Indeed, Bryant was at the start of a movement whose impact would not be totally felt for nearly two more decades.
During the 1970s and 1980s, there were incidents around the country focusing on environmental actions among Blacks and the poor. In 1979, Black residents in Houston, Texas, sued the city to halt its plan to put a trash dump on a site near a middle-class Black neighborhood. In 1982, residents of a largely Black county in North Carolina sued the local government to halt a toxic waste operation the government had approved.
In 1990, Bryant and his colleague, Dr. Paul Mohai, brought together an army of social justice advocates and academics from around the country to the conference “Race and the Incidence of Environmental Hazards.” Born out of that conference was the Michigan Coalition, which called upon Environmental Protection Agency director William K. Reilly and several members of Congress to address how Black and poor neighborhoods were being disproportionately impacted.
In 1994, President Clinton issued Executive Order 12898, ordering federal action to address “environmental justice in Minority Population and Low-Income Populations.”
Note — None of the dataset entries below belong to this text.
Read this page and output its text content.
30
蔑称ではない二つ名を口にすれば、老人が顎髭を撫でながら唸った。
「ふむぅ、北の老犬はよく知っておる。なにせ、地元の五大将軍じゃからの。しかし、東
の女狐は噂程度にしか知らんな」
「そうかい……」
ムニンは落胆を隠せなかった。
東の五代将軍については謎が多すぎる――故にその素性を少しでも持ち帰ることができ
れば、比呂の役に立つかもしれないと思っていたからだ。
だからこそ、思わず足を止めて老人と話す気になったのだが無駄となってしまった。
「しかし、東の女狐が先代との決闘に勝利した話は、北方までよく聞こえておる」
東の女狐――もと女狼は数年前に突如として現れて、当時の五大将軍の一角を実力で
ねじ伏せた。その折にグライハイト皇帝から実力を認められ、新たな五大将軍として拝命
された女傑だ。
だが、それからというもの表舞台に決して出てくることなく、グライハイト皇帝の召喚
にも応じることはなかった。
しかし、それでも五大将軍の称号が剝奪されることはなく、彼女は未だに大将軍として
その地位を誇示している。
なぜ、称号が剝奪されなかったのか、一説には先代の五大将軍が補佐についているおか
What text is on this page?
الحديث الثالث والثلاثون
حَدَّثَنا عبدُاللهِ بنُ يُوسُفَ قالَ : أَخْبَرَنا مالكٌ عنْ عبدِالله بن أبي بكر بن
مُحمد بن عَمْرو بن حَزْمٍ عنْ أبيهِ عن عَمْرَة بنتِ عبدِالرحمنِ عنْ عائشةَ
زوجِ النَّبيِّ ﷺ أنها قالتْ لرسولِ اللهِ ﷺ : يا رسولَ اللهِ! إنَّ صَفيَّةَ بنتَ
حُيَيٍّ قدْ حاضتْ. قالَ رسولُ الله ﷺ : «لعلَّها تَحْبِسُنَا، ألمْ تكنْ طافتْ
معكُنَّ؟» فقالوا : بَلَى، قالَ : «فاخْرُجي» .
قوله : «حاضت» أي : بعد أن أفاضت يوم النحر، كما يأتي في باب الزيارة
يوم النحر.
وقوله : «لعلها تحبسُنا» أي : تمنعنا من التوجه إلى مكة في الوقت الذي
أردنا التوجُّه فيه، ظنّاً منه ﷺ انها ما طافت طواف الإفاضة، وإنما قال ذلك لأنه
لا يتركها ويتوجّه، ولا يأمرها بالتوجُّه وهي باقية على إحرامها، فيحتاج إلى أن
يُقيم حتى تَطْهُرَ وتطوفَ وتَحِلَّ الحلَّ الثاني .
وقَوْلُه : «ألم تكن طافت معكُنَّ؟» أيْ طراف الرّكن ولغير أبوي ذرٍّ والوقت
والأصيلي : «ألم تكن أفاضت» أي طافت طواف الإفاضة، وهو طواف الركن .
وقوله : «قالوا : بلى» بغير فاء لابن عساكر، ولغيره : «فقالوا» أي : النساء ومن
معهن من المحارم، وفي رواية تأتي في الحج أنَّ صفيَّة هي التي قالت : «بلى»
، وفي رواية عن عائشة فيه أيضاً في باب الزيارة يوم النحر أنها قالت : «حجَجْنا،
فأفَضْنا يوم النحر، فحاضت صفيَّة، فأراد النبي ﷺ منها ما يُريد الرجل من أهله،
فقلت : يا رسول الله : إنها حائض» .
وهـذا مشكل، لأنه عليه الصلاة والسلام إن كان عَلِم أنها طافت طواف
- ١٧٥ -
Bryant stresses that the gains made on the environmental justice front were not his alone, despite the recognition he gets as a pioneer. He notes he was one among a number of growing voices who eventually received some national response on the cause.
The challenge today, Bryant says, is for his peers and those behind him to take the baton and keep championing efforts to take care of the environment and the people affected by it. He adds that man’s harm to the environment and climate “could be the greatest environmental injustice of all. This planet is so small, and we can’t afford to destroy it.”